By Mei Xinyu | China Daily | Updated: 2018-05-23 07:46
Sino-US agreement benefits both countries and the world. [Photo/IC]

China and the United States reached a consensus on Saturday that there will be no trade war and agreed to take measures to decrease the US trade deficit by, for example, China significantly increasing purchases of US goods and services. A joint statement issued after Saturday's round of Sino-US trade talks also said the two sides agreed on "meaningful increases" in US exports of agricultural and energy products, and greater efforts to increase bilateral trade in manufactured goods and services.

The agreement between the world's two largest economies is enough to make the rest of the world heave a sigh of relief.

China's decision to import more US agricultural and energy products is also in line with the principle of win-win benefits. As the world's largest energy importer, China can narrow, if not eradicate, its energy price gaps with major industrialized countries if it can continuously import fuels from the US at a reasonable price, and thus eliminate one of the biggest factors that could raise its manufacturing costs and undermine the sector's competitiveness in the global market.

The decision also serves the interests of the US, a leading oil and gas producer, as it gets a stable exporting destination for its ever-increasing fuel production.

In 2017, China's crude oil imports increased by 10.1 percent year-on-year to about 420 million metric tons, or about 2.2 times of its domestic crude oil output.

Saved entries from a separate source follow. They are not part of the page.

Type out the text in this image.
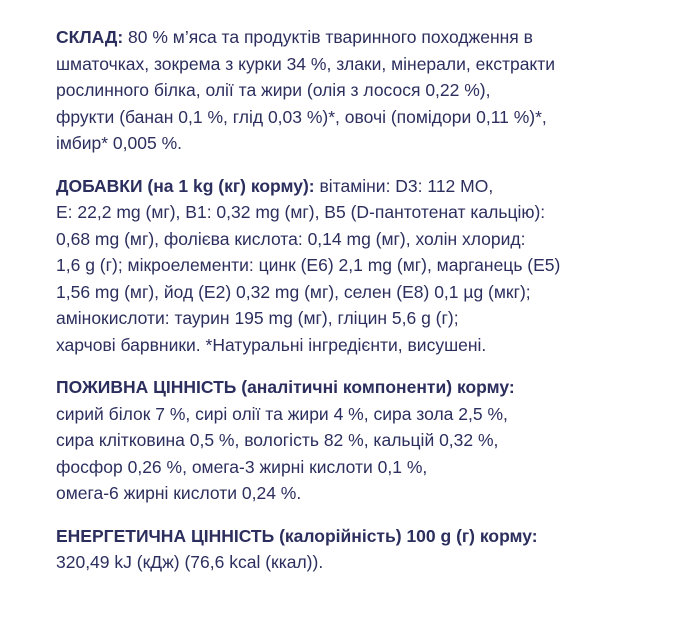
СКЛАД: 80 % м’яса та продуктів тваринного походження в
шматочках, зокрема з курки 34 %, злаки, мінерали, екстракти
рослинного білка, олії та жири (олія з лосося 0,22 %),
фрукти (банан 0,1 %, глід 0,03 %)*, овочі (помідори 0,11 %)*,
імбир* 0,005 %.

ДОБАВКИ (на 1 kg (кг) корму): вітаміни: D3: 112 МО,
E: 22,2 mg (мг), B1: 0,32 mg (мг), B5 (D-пантотенат кальцію):
0,68 mg (мг), фолієва кислота: 0,14 mg (мг), холін хлорид:
1,6 g (г); мікроелементи: цинк (E6) 2,1 mg (мг), марганець (E5)
1,56 mg (мг), йод (E2) 0,32 mg (мг), селен (E8) 0,1 µg (мкг);
амінокислоти: таурин 195 mg (мг), гліцин 5,6 g (г);
харчові барвники. *Натуральні інгредієнти, висушені.

ПОЖИВНА ЦІННІСТЬ (аналітичні компоненти) корму:
сирий білок 7 %, сирі олії та жири 4 %, сира зола 2,5 %,
сира клітковина 0,5 %, вологість 82 %, кальцій 0,32 %,
фосфор 0,26 %, омега-3 жирні кислоти 0,1 %,
омега-6 жирні кислоти 0,24 %.

ЕНЕРГЕТИЧНА ЦІННІСТЬ (калорійність) 100 g (г) корму:
320,49 kJ (кДж) (76,6 kcal (ккал)).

And its natural gas imports were 95.3 billion cubic meters, up 26.9 percent year-on-year, which means China could soon replace Japan as the world's largest gas importer.

But given that China is already one of the world's largest oil and gas importers, many are asking whether its increased oil and gas imports from the US would undermine its energy security.

The answer is "no". On the contrary, increased imports of fuels from the US will help boost China's energy security, especially for natural gas.

To improve its negotiating status in the energy trade, China does need multiple fuel exporters and diversified importing channels. Considering that the expanded Panama Canal has been operating for nearly two years, it has become easier for the US to sell its crude oil and liquefied natural gas to China and other markets in East Asia at competitive prices. Also, increased gas imports from the US will help reduce gas prices in the East Asian markets, including China, and simultaneously raise the excessively low prices in the US' domestic market.

Besides, the narrowing of the energy price gap between China and the US could help reduce, if not eliminate, the energy cost disadvantage of China's manufacturing sector, while preventing some Chinese companies from shifting their manufacturing units to the US in order to access cheaper supplies of oil, gas and other raw materials.

Increased US oil and gas exports to China will not compromise the US' interests, as some have claimed, because the Sino-US oil and gas trade is by no means a zero-sum game. In fact, the US can benefit a lot. For example, in terms of higher export revenues, by exporting more fuels to China. Lawrence Summers, former US secretary of treasury, has even said that the prospects for US oil and gas exports would be dim if it does not become a big supplier to the Chinese market.

The increased US oil and gas production because of its expanded exports to China will also help more evenly distribute the US' huge fixed asset investment costs, and thus reduce the sector's average cost and enhance its international competitiveness and profitability, which is very important to capital-intensive industries such as oil and gas.

For the US, excessively low oil and gas prices will make it more difficult for its producers to sustain their production, which would ultimately undermine the US' "energy independence" strategy. Relatively high oil and gas prices, because of increased exports to China, will thus help US oil and gas enterprises to financially sustain their operations.

The author is a researcher at the International Trade and Economic Cooperation Institute of the Ministry of Commerce.